Turning Point: One Drive, Six mistakes

The Bears were on an extended drive with a chance to take the lead midway through the fourth quarter, when everything went wrong.

Kyle Orton picked up three first downs through the air, moving the ball as close as the Washington 34 following a nine-yard completion to Bernard Berrian.

Trailing 9-7 with the clock ticking under nine minutes, the Bears were nearly in field goal range for Doug Brien.

However, five consecutive negative plays pushed the team not only out of field goal range, but back into their half of the field.

It started with a three-yard loss on a carry by Thomas Jones. Cedric Benson had been used earlier on the drive with Jones coming on the field in passing situations. Benson picked up just 10 yards on three touches, but Jones had little success all day and it would have been nice to see what he could have done in crunch time.

Although the offensive line is a veteran group, on three successive plays they looked as if it was their first NFL action. Fred Miller, John Tait and Ruben Brown were called for false starts, turning a 2nd and 13 into 2nd and 28 back in Chicago territory.

The penalties were a common theme in the preseason and carried into the regular season with eight flags for 86 yards.

"It was definitely tough to hear,'' Miller said. "But that's no excuse. You think you hear something and you don't. What can you do? Go back and fight the next play, move on. It's pretty loud for an outdoor stadium, but we did well with it all game. And just that one drive really messed us up.''

With the line back on their heels, the Washington pass rush got to Orton for a sack. A 10-yard loss setup 3rd and 38.

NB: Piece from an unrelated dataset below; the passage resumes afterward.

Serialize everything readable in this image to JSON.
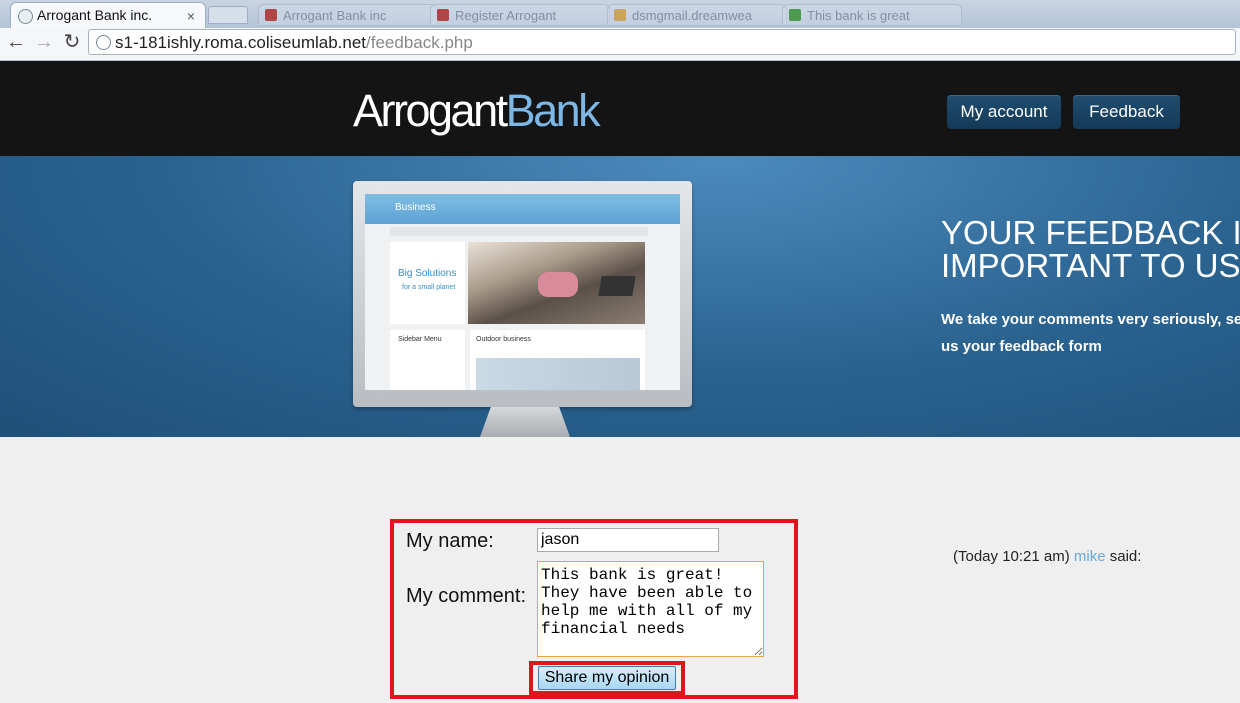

Even with the chance of picking up a first down gone, there was still field position to be gained. However, Muhsin Muhammad dropped a pass from Orton that would have given Brad Maynard an opportunity to punt just inside of midfield.

Considering the Bears only needed a field goal to take the lead, forcing the Redskins to execute pinned against their goal line would have put added pressure on Washington.

A three and out by the Chicago defense would have given the ball back to the offense near midfield. Instead Washington took over at their 23 and ran four minutes off the clock thanks two first downs.

By the time Orton and the offense got the ball back, they needed to pick up at least 50 yard to get in field goal range with no timeouts and a 1:43 on the clock. It proved to be too much for the rookie quarterback, who fumbled on the second play of the possession.

The Bears will have to correct such mental lapses from veterans because mistakes by Orton can be justified, theirs cannot.